The long, hot summer of 1967 saw race riots in cities across the country. Forty-five people were arrested in the wake of a 4-hour riot in Riviera Beach on July 30. The unrest spilled over into West Palm Beach, where 14 teenagers were arrested on arson charges and for possessing materials to make fire bombs.
From a July 30, 2007, Palm Beach Post story about the riots:
CITY SHARED IN NATION’S CIVIL UNREST
By William Cooper Jr., Palm Beach Post Staff Writer
As an 11-year-old, Malcolm Cunningham Jr. stood on his porch at 201 Avenue H and marveled at the orange glow stretched across the sky.
“The sky was lit up like it was fireworks going off,” Cunningham recalled of that Sunday evening on July 30, 1967. Riviera Beach was burning.
His father, Malcolm Cunningham Sr., the first black elected to the city council, was summoned to Port Road and Old Dixie Highway. An unruly crowd had gathered and was battling police at the intersection.
“He got a call that there was an uprising in the city of Riviera Beach,” his son said.
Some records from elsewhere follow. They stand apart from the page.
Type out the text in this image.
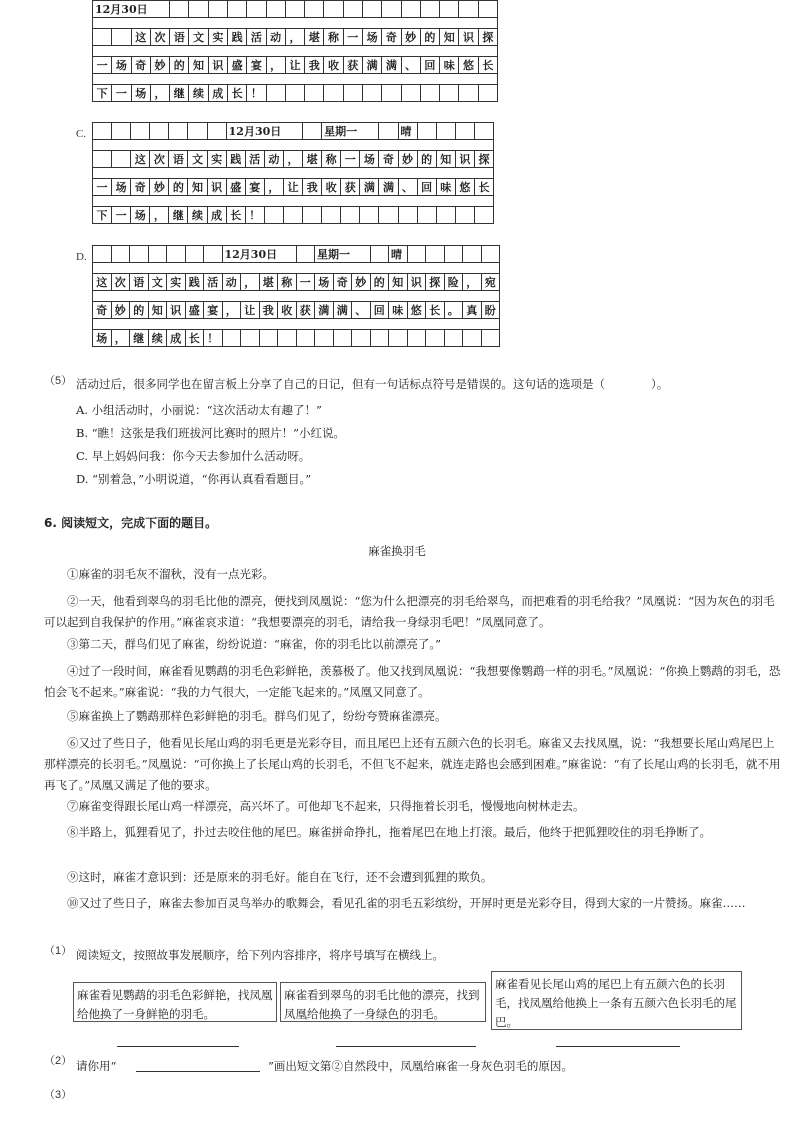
12月30日																				

		这	次	语	文	实	践	活	动	，	堪	称	一	场	奇	妙	的	知	识	探

一	场	奇	妙	的	知	识	盛	宴	，	让	我	收	获	满	满	、	回	味	悠	长

下	一	场	，	继	续	成	长	！												
C.
								12月30日					星期一				晴				

		这	次	语	文	实	践	活	动	，	堪	称	一	场	奇	妙	的	知	识	探

一	场	奇	妙	的	知	识	盛	宴	，	让	我	收	获	满	满	、	回	味	悠	长

下	一	场	，	继	续	成	长	！												
D.
								12月30日					星期一				晴					

这	次	语	文	实	践	活	动	，	堪	称	一	场	奇	妙	的	知	识	探	险	，	宛

奇	妙	的	知	识	盛	宴	，	让	我	收	获	满	满	、	回	味	悠	长	。	真	盼

场	，	继	续	成	长	！															
（5） 活动过后，很多同学也在留言板上分享了自己的日记，但有一句话标点符号是错误的。这句话的选项是（　　　　）。
A. 小组活动时，小丽说：“这次活动太有趣了！”
B. “瞧！这张是我们班拔河比赛时的照片！”小红说。
C. 早上妈妈问我：你今天去参加什么活动呀。
D. “别着急，”小明说道，“你再认真看看题目。”
6. 阅读短文，完成下面的题目。
麻雀换羽毛
①麻雀的羽毛灰不溜秋，没有一点光彩。
②一天，他看到翠鸟的羽毛比他的漂亮，便找到凤凰说：“您为什么把漂亮的羽毛给翠鸟，而把难看的羽毛给我？”凤凰说：“因为灰色的羽毛可以起到自我保护的作用。”麻雀哀求道：“我想要漂亮的羽毛，请给我一身绿羽毛吧！”凤凰同意了。
③第二天，群鸟们见了麻雀，纷纷说道：“麻雀，你的羽毛比以前漂亮了。”
④过了一段时间，麻雀看见鹦鹉的羽毛色彩鲜艳，羡慕极了。他又找到凤凰说：“我想要像鹦鹉一样的羽毛。”凤凰说：“你换上鹦鹉的羽毛，恐怕会飞不起来。”麻雀说：“我的力气很大，一定能飞起来的。”凤凰又同意了。
⑤麻雀换上了鹦鹉那样色彩鲜艳的羽毛。群鸟们见了，纷纷夸赞麻雀漂亮。
⑥又过了些日子，他看见长尾山鸡的羽毛更是光彩夺目，而且尾巴上还有五颜六色的长羽毛。麻雀又去找凤凰，说：“我想要长尾山鸡尾巴上那样漂亮的长羽毛。”凤凰说：“可你换上了长尾山鸡的长羽毛，不但飞不起来，就连走路也会感到困难。”麻雀说：“有了长尾山鸡的长羽毛，就不用再飞了。”凤凰又满足了他的要求。
⑦麻雀变得跟长尾山鸡一样漂亮，高兴坏了。可他却飞不起来，只得拖着长羽毛，慢慢地向树林走去。
⑧半路上，狐狸看见了，扑过去咬住他的尾巴。麻雀拼命挣扎，拖着尾巴在地上打滚。最后，他终于把狐狸咬住的羽毛挣断了。
⑨这时，麻雀才意识到：还是原来的羽毛好。能自在飞行，还不会遭到狐狸的欺负。
⑩又过了些日子，麻雀去参加百灵鸟举办的歌舞会，看见孔雀的羽毛五彩缤纷，开屏时更是光彩夺目，得到大家的一片赞扬。麻雀……
（1） 阅读短文，按照故事发展顺序，给下列内容排序，将序号填写在横线上。
麻雀看见鹦鹉的羽毛色彩鲜艳，找凤凰给他换了一身鲜艳的羽毛。
麻雀看到翠鸟的羽毛比他的漂亮，找到凤凰给他换了一身绿色的羽毛。
麻雀看见长尾山鸡的尾巴上有五颜六色的长羽毛，找凤凰给他换上一条有五颜六色长羽毛的尾巴。
（2） 请你用“	”画出短文第②自然段中，凤凰给麻雀一身灰色羽毛的原因。
（3）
That orange glow young Cunningham saw was Mullins Lumber Co. going up in flames. By morning, authorities had arrested 45 blacks in connection with the riot. Officials estimated that the fire caused $350,000 in damage.
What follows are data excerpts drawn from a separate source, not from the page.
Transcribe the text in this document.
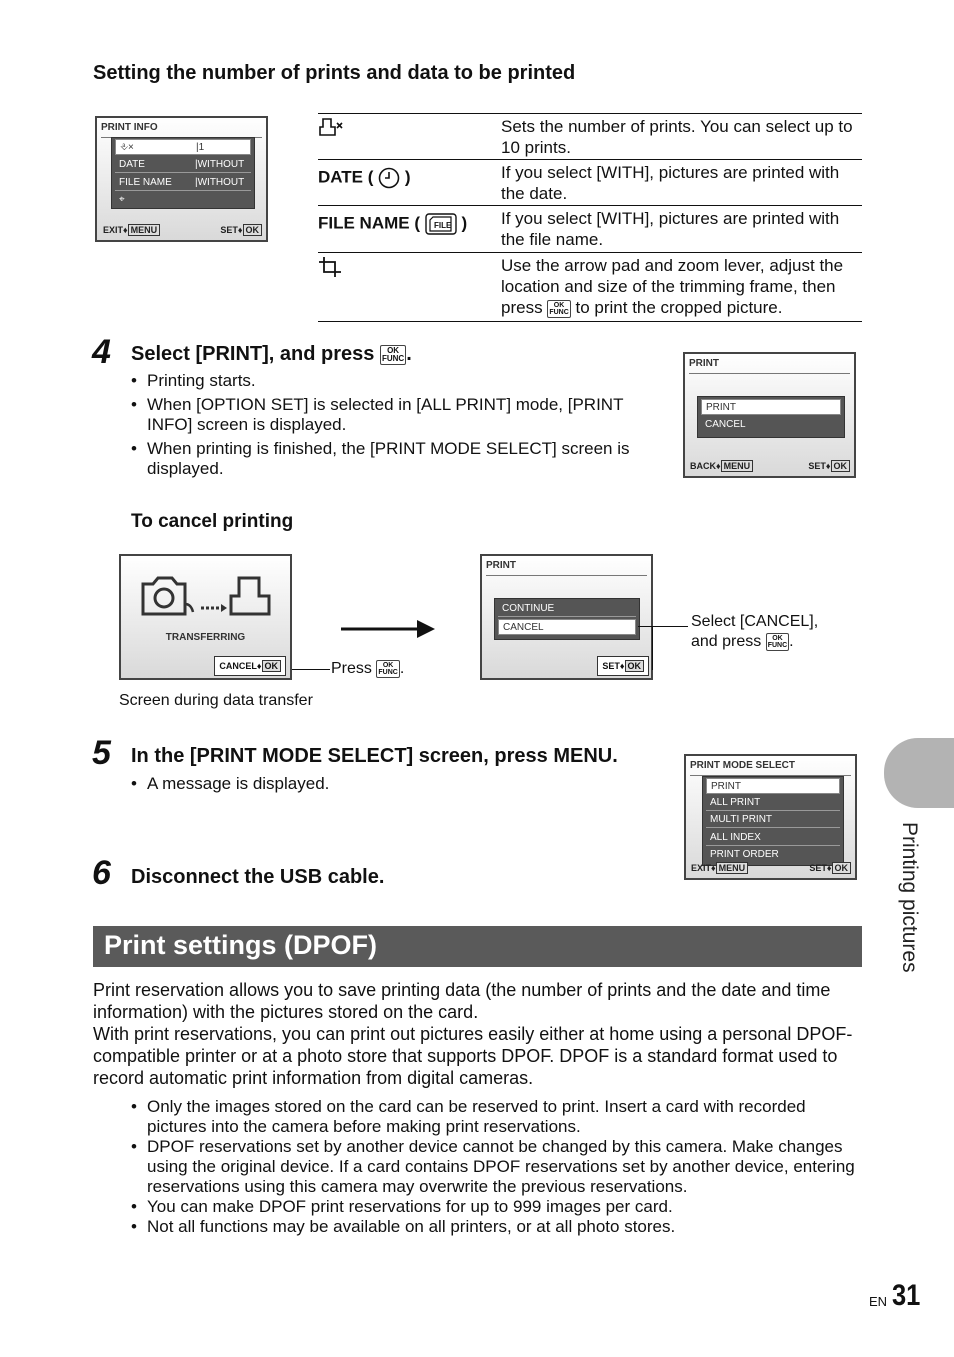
Setting the number of prints and data to be printed
PRINT INFO
⎀×	|1
DATE	|WITHOUT
FILE NAME |WITHOUT
⌖
EXIT♦ MENU	SET♦ OK
Sets the number of prints. You can select up to 10 prints.
DATE ( )	If you select [WITH], pictures are printed with the date.
FILE NAME ( FILE ) If you select [WITH], pictures are printed with the file name.
Use the arrow pad and zoom lever, adjust the location and size of the trimming frame, then press OK
FUNC to print the cropped picture.
4 Select [PRINT], and press OK
FUNC .
• Printing starts.
• When [OPTION SET] is selected in [ALL PRINT] mode, [PRINT INFO] screen is displayed.
• When printing is finished, the [PRINT MODE SELECT] screen is displayed.
PRINT
PRINT
CANCEL
BACK♦ MENU	SET♦ OK
To cancel printing
TRANSFERRING
CANCEL♦ OK	Press OK
FUNC .
Screen during data transfer
PRINT
CONTINUE
CANCEL
SET♦ OK
Select [CANCEL], and press OK
FUNC .
5 In the [PRINT MODE SELECT] screen, press MENU.
• A message is displayed.
PRINT MODE SELECT
PRINT
ALL PRINT
MULTI PRINT
ALL INDEX
PRINT ORDER
EXIT♦ MENU	SET♦ OK
6 Disconnect the USB cable.
Print settings (DPOF)
Print reservation allows you to save printing data (the number of prints and the date and time information) with the pictures stored on the card.
With print reservations, you can print out pictures easily either at home using a personal DPOF-compatible printer or at a photo store that supports DPOF. DPOF is a standard format used to record automatic print information from digital cameras.
• Only the images stored on the card can be reserved to print. Insert a card with recorded pictures into the camera before making print reservations.
• DPOF reservations set by another device cannot be changed by this camera. Make changes using the original device. If a card contains DPOF reservations set by another device, entering reservations using this camera may overwrite the previous reservations.
• You can make DPOF print reservations for up to 999 images per card.
• Not all functions may be available on all printers, or at all photo stores.
Printing pictures
EN 31
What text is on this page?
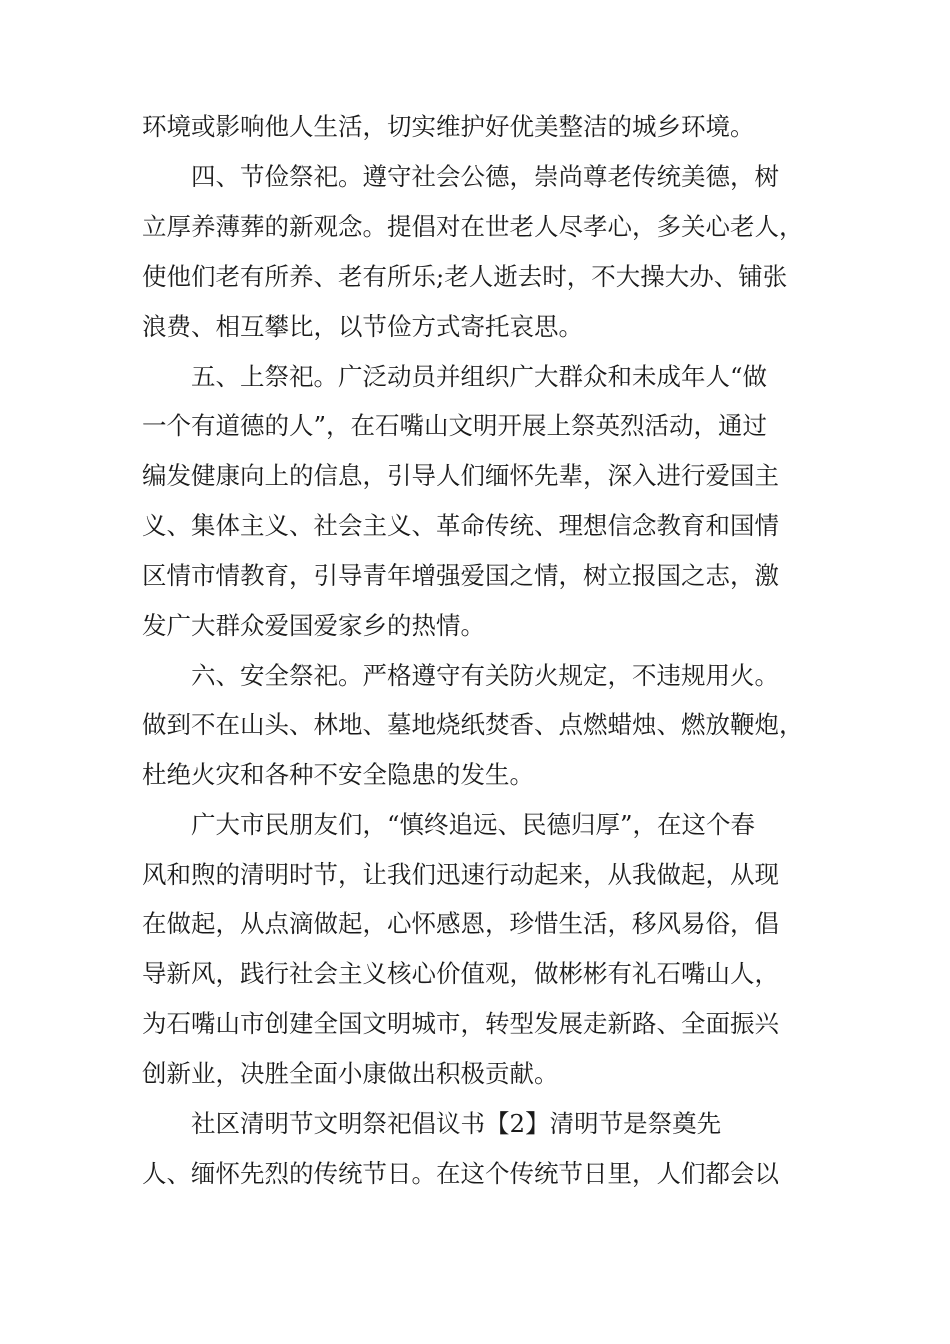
环境或影响他人生活，切实维护好优美整洁的城乡环境。
　　四、节俭祭祀。遵守社会公德，崇尚尊老传统美德，树
立厚养薄葬的新观念。提倡对在世老人尽孝心，多关心老人，
使他们老有所养、老有所乐;老人逝去时，不大操大办、铺张
浪费、相互攀比，以节俭方式寄托哀思。
　　五、上祭祀。广泛动员并组织广大群众和未成年人“做
一个有道德的人”，在石嘴山文明开展上祭英烈活动，通过
编发健康向上的信息，引导人们缅怀先辈，深入进行爱国主
义、集体主义、社会主义、革命传统、理想信念教育和国情
区情市情教育，引导青年增强爱国之情，树立报国之志，激
发广大群众爱国爱家乡的热情。
　　六、安全祭祀。严格遵守有关防火规定，不违规用火。
做到不在山头、林地、墓地烧纸焚香、点燃蜡烛、燃放鞭炮，
杜绝火灾和各种不安全隐患的发生。
　　广大市民朋友们，“慎终追远、民德归厚”，在这个春
风和煦的清明时节，让我们迅速行动起来，从我做起，从现
在做起，从点滴做起，心怀感恩，珍惜生活，移风易俗，倡
导新风，践行社会主义核心价值观，做彬彬有礼石嘴山人，
为石嘴山市创建全国文明城市，转型发展走新路、全面振兴
创新业，决胜全面小康做出积极贡献。
　　社区清明节文明祭祀倡议书【2】清明节是祭奠先
人、缅怀先烈的传统节日。在这个传统节日里，人们都会以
Riviera Beach earned a footnote in the history of urban America for four hours that summer. Cities across the country, including Detroit and Newark, N.J., were burning at the hands of young blacks, and some whites, who were angry at the establishment.
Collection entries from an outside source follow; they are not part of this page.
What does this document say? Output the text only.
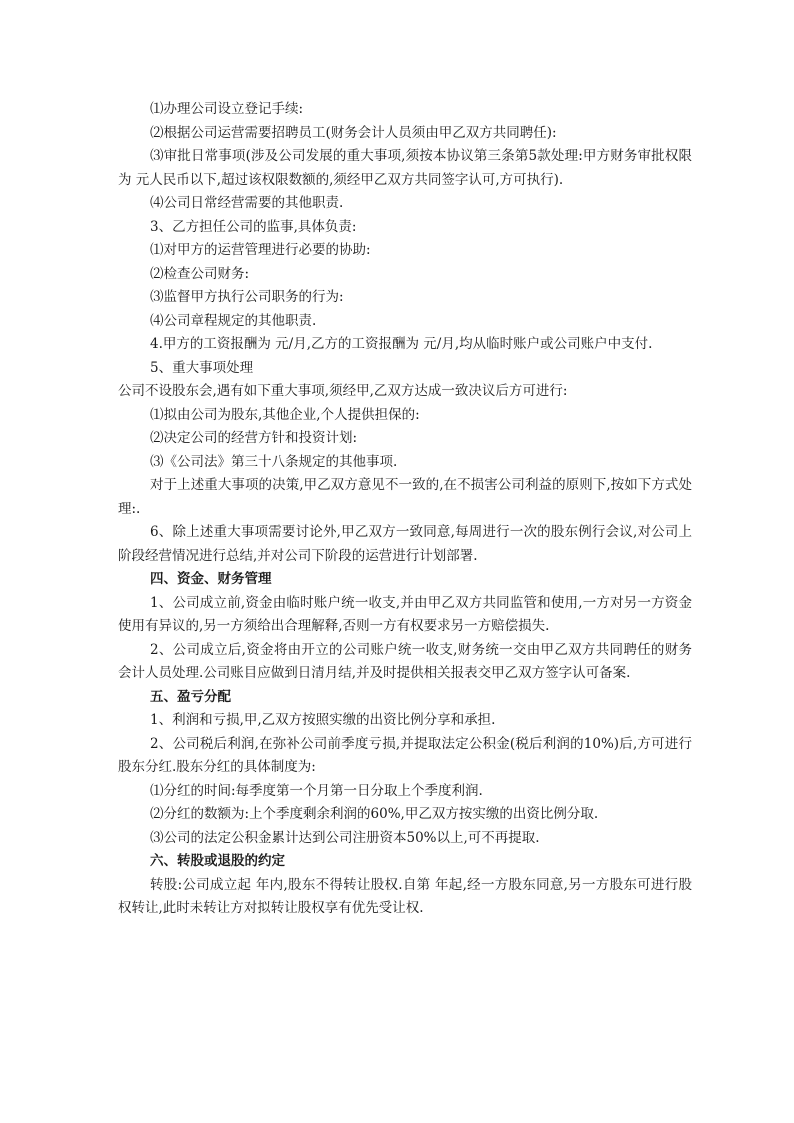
⑴办理公司设立登记手续:

⑵根据公司运营需要招聘员工(财务会计人员须由甲乙双方共同聘任):

⑶审批日常事项(涉及公司发展的重大事项,须按本协议第三条第5款处理:甲方财务审批权限为 元人民币以下,超过该权限数额的,须经甲乙双方共同签字认可,方可执行).

⑷公司日常经营需要的其他职责.

3、乙方担任公司的监事,具体负责:

⑴对甲方的运营管理进行必要的协助:

⑵检查公司财务:

⑶监督甲方执行公司职务的行为:

⑷公司章程规定的其他职责.

4.甲方的工资报酬为 元/月,乙方的工资报酬为 元/月,均从临时账户或公司账户中支付.

5、重大事项处理

公司不设股东会,遇有如下重大事项,须经甲,乙双方达成一致决议后方可进行:

⑴拟由公司为股东,其他企业,个人提供担保的:

⑵决定公司的经营方针和投资计划:

⑶《公司法》第三十八条规定的其他事项.

对于上述重大事项的决策,甲乙双方意见不一致的,在不损害公司利益的原则下,按如下方式处理:.

6、除上述重大事项需要讨论外,甲乙双方一致同意,每周进行一次的股东例行会议,对公司上阶段经营情况进行总结,并对公司下阶段的运营进行计划部署.

四、资金、财务管理

1、公司成立前,资金由临时账户统一收支,并由甲乙双方共同监管和使用,一方对另一方资金使用有异议的,另一方须给出合理解释,否则一方有权要求另一方赔偿损失.

2、公司成立后,资金将由开立的公司账户统一收支,财务统一交由甲乙双方共同聘任的财务会计人员处理.公司账目应做到日清月结,并及时提供相关报表交甲乙双方签字认可备案.

五、盈亏分配

1、利润和亏损,甲,乙双方按照实缴的出资比例分享和承担.

2、公司税后利润,在弥补公司前季度亏损,并提取法定公积金(税后利润的10%)后,方可进行股东分红.股东分红的具体制度为:

⑴分红的时间:每季度第一个月第一日分取上个季度利润.

⑵分红的数额为:上个季度剩余利润的60%,甲乙双方按实缴的出资比例分取.

⑶公司的法定公积金累计达到公司注册资本50%以上,可不再提取.

六、转股或退股的约定

转股:公司成立起 年内,股东不得转让股权.自第 年起,经一方股东同意,另一方股东可进行股权转让,此时未转让方对拟转让股权享有优先受让权.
Growing numbers of youths were tired of the nonviolent approach to civil rights the Rev. Dr. Martin Luther King Jr. was promoting. Instead, the Black Power movement was taking shape.
King’s voice was being drowned out by more militant cries coming from the likes of H. Rap Brown and Stokely Carmichael. Mantras such as “Burn, Baby, Burn” replaced civil rights songs such as We Shall Overcome.
The nation was up to its neck in rebellion: civil rights, the Vietnam War and an emerging drug culture.
President Johnson struggled to keep order. He appealed for peace.
That Sunday, in fact, Johnson asked pastors across the country to preach on peace. He also petitioned parishioners to pray for the same.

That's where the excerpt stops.